The correct answer is A. This patient has acute atrial fibrillation (AF) with rapid ventricular response (RVR) and is consequently hypotensive. This is a medical emergency. Even the health care provider caring for this patient is ill equipped to deal with a potentially life-threatening episode of AF with RVR. Activating the emergency medical response system is always appropriate and ensures that trained persons who have additional equipment and medications appropriate to an emergency situation will be on hand as soon as possible. The patient will need to have IV access, intravenous fluid support, and medication or cardioversion as part of the treatment regimen. According to the Advanced Cardiac Life Support protocol, a patient who has atrial fibrillation with a rapid ventricular response who is hypotensive should be cardioverted, something that emergency medical personnel will have available to them.
Giving the patient an oral dose of a beta-blocker (choice B) , digoxin (choice C) , or a calcium-channel blocker (choice D) is not appropriate for an emergent setting. These medications will take too long to be effective. These agents are not typically used to cardiovert patients who are in acute atrial fibrillation. Beta-blockers and calcium-channel blockers should not be given to patients who are already hypotensive, because this will further lower blood pressure and make the patient worse. Digoxin may be used in rate control by acting as a negative chronotropic and positive inotropic agent, but it is not as effective in situations with high adrenergic activity, such as acute atrial fibrillation.

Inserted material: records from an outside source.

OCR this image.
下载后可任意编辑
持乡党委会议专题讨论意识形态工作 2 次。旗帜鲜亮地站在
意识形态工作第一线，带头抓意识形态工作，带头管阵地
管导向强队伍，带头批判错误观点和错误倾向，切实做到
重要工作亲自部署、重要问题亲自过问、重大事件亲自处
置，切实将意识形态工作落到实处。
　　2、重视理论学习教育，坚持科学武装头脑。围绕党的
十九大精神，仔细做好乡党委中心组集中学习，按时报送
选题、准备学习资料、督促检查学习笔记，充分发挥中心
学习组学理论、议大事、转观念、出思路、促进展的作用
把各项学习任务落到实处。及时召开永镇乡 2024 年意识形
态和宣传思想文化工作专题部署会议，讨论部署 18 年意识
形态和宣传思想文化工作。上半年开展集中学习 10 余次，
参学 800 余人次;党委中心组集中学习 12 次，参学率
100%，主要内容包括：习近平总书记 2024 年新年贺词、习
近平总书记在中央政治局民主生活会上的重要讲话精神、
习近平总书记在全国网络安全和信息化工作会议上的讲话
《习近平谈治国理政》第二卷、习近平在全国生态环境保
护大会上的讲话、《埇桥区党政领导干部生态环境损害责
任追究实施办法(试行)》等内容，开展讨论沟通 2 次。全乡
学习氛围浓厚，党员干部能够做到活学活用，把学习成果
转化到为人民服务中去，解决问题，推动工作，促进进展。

Making arrangements to have the patient brought to the local emergency department for electrical cardioversion (choice E) is appropriate only after 911 has been called in the case that the patient needs immediate assistance in the office. Without calling 911, the patient may have a seriously adverse event en route to the hospital.
PEARL: Acute onset of atrial fibrillation with a rapid ventricular response is associated with hypotension. The patient may have acute deterioration that would necessitate immediate cardioversion/defibrillation. The patient will need to have volume and airway support given, and management of this patient in an emergency department setting is preferred. Because of the patient rapidly deteriorating, the patient should be transferred to the emergency setting via emergency medical support personnel, who can intervene in case the patient becomes unstable.